After years of struggling to match Tom Hiddleston’s Loki, Marvel seem to have finally got their act together when it comes to inventing memorable baddies.
**WARNING: THIS ARTICLE CONTAINS SPOILERS FOR AVENGERS: ENDGAME**
First Michael Keaton’s Vulture chilled a generation of fans with one quiet chat in his car. Then Cate Blanchett brought style as Thor: Ragnarok’s Hela. Then we had Michael B Jordan’s tour-de-force as Killmonger – the Magneto to Black Panther’s Professor X.
And then there’s Thanos, the obscure Marvel comic-book villain who became a pop culture icon after finally taking a main role in Avengers: Infinity War. While Thanos and his plan to collect the galaxy’s hottest accessories for his nice glove had been hinted at in Marvel movies for nearly a decade, Infinity War was the first time we got to spend real time with him – and what a time it was.
Directors Joe and Anthony Russo have been open about the fact that Infinity War is structured to have Thanos as its main protagonist (he certainly has more screen time than any other character), and this unusual approach definitely achieves something special.
While I wouldn’t go as far as the one or two people who described Thanos as “Shakespearean”, there was certainly a lot of nuance to him compared to your average comic-book baddie – whether that’s through his emotional sacrifice of Gamora, oddly tender treatment of Elizabeth Olsen’s Scarlet Witch, or just the nature of his grand plan for the universe.

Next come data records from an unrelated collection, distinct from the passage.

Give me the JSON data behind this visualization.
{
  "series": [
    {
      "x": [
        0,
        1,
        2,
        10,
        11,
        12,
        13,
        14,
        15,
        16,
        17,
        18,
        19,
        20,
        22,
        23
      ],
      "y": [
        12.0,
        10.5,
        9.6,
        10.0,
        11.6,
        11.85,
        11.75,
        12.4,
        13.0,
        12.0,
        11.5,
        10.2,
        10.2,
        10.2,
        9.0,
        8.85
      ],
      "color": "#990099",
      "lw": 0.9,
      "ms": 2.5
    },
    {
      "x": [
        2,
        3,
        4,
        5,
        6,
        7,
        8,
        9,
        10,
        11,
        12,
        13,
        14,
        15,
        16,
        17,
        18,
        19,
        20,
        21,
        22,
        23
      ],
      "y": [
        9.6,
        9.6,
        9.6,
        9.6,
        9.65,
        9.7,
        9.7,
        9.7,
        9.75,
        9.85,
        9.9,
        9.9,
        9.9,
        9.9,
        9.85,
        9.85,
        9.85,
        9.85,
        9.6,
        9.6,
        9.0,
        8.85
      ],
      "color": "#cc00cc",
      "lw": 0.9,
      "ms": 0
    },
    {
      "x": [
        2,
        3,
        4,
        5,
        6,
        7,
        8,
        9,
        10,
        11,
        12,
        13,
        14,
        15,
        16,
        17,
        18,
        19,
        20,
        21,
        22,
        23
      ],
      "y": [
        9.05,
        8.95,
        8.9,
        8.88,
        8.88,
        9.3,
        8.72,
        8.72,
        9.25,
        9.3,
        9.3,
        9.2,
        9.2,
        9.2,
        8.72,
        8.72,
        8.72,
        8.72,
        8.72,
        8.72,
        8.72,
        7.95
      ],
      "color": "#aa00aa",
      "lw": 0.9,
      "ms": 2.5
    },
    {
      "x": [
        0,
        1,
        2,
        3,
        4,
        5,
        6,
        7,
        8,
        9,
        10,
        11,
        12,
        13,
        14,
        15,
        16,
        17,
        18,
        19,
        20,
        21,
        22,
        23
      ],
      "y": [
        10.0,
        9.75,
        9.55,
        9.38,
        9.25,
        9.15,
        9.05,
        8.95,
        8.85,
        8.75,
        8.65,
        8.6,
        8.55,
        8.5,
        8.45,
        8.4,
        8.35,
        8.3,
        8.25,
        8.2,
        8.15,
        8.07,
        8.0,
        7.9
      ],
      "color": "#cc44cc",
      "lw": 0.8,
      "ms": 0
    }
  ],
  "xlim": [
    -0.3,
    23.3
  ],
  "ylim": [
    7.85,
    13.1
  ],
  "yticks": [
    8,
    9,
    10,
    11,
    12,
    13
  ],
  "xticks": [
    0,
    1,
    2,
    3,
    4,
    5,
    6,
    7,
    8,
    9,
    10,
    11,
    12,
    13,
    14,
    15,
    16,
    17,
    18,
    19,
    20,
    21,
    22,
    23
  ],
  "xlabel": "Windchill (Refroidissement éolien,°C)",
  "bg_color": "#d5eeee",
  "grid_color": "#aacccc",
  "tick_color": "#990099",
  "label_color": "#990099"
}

Unlike other villains, Thanos doesn’t want to destroy/rule the world/galaxy: he just wants to balance it, wipe out exactly 50 per cent to reduce the strain on resources (in a contrast to the comics, where he snaps his fingers and wipes out half of all life to impress a girl, more or less). While obviously abhorrent and misguided, Thanos’ single-minded devotion to his cause made him understandable, almost noble, and added real heft to his clashes with the Avengers.

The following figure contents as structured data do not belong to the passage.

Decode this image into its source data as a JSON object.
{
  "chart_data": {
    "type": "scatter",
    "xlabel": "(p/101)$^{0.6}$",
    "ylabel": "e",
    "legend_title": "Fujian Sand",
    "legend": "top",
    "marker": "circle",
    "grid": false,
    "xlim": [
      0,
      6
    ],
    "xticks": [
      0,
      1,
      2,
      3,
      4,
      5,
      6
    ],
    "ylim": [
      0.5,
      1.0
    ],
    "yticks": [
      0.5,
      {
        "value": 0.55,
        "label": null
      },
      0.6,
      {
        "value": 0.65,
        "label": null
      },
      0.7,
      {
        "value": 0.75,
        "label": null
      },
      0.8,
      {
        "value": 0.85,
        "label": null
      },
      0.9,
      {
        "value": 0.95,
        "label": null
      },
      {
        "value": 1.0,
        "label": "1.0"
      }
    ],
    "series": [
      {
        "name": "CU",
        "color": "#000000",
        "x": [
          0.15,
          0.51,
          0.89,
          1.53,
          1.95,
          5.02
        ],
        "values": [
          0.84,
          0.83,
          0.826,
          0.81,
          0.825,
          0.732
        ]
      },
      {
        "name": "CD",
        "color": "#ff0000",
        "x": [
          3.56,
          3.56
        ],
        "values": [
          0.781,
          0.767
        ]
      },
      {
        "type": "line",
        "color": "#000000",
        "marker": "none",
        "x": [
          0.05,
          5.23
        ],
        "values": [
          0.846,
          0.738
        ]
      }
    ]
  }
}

Which is what makes Thanos’ treatment in Avengers: Endgame all the more frustrating. While the Mad Titan’s presence in the film starts out strong – having fulfilled his purpose he’s now basically started a farm, in an idea lifted directly from the source comics – it goes downhill after the character’s shock death at the hands of Thor.
In itself Thanos’ early death isn’t a bad move (it’s a fun, impactful moment when it happens), but it necessitates the film finding another antagonist to stand in the way of the Avengers collecting Infinity stones throughout time (otherwise, their Time Heist would have worked with relatively little incident).
And of course, to find a really satisfying counterpoint to Infinity War’s brutal ending, that villain has to be Thanos as well – which is why Endgame just brings in a younger model, specifically the Thanos that existed during the period of 2014’s Guardians of the Galaxy (the first time Josh Brolin took on the role).
While this is a clever way of bringing some emotional catharsis to the Avengers’ battle that ties into the time travel plot, I couldn’t help but feel a bit cheated by the epic final clash.
For one thing, this Thanos seemed more openly villainous than the version we grew to know over the course of Infinity War, swapping his unusual plan of balancing the population with a less evocative idea of destroying then reforming the galaxy, and crowing about how he’d enjoy destroying the Avengers’ “annoying” planet – a far cry from the quieter, more understandable Thanos we’d spent so much time with in Infinity War.
Well, as quiet and understandable as anyone who would throw a moon during a hissy fit can be.
Josh Brolin as Thanos in Avengers: Infinity War (Disney)
And when they did beat him back, the Avengers’ victory over Thanos didn’t feel as satisfying as it should have been, because this wasn’t the Thanos they’d previously battled against, lost against, raged against.
“You took everything from me,” Elizabeth Olsen’s Scarlet Witch growls when she faces off with the man who murdered her lover.
“I don’t even know who you are,” answers Thanos, reasonably.
Without the shared history that the older Thanos had with our heroes, the meaning of his defeat rings a little false. Sure, he caught a rerun on Nebula’s servers, but that doesn’t mean he lived through the experience like they (and the audience) did. Without that build-up, the emotional beats of that last battle don’t feel as earned.
Look, perhaps this was inevitable: it’s not like both films could be about Thanos (this one spends a lot more time with the six original Avengers). Arguably it’s the success of the first film in humanising the villain that makes him feel a little thinner here.
But I wish that one of the best things about Infinity War could have been carried over to its sequel. More than anything, Avengers: Endgame is about continuity and long-running storytelling, with every single one of the 21 Marvel movies that preceded it paying off in one grand tale.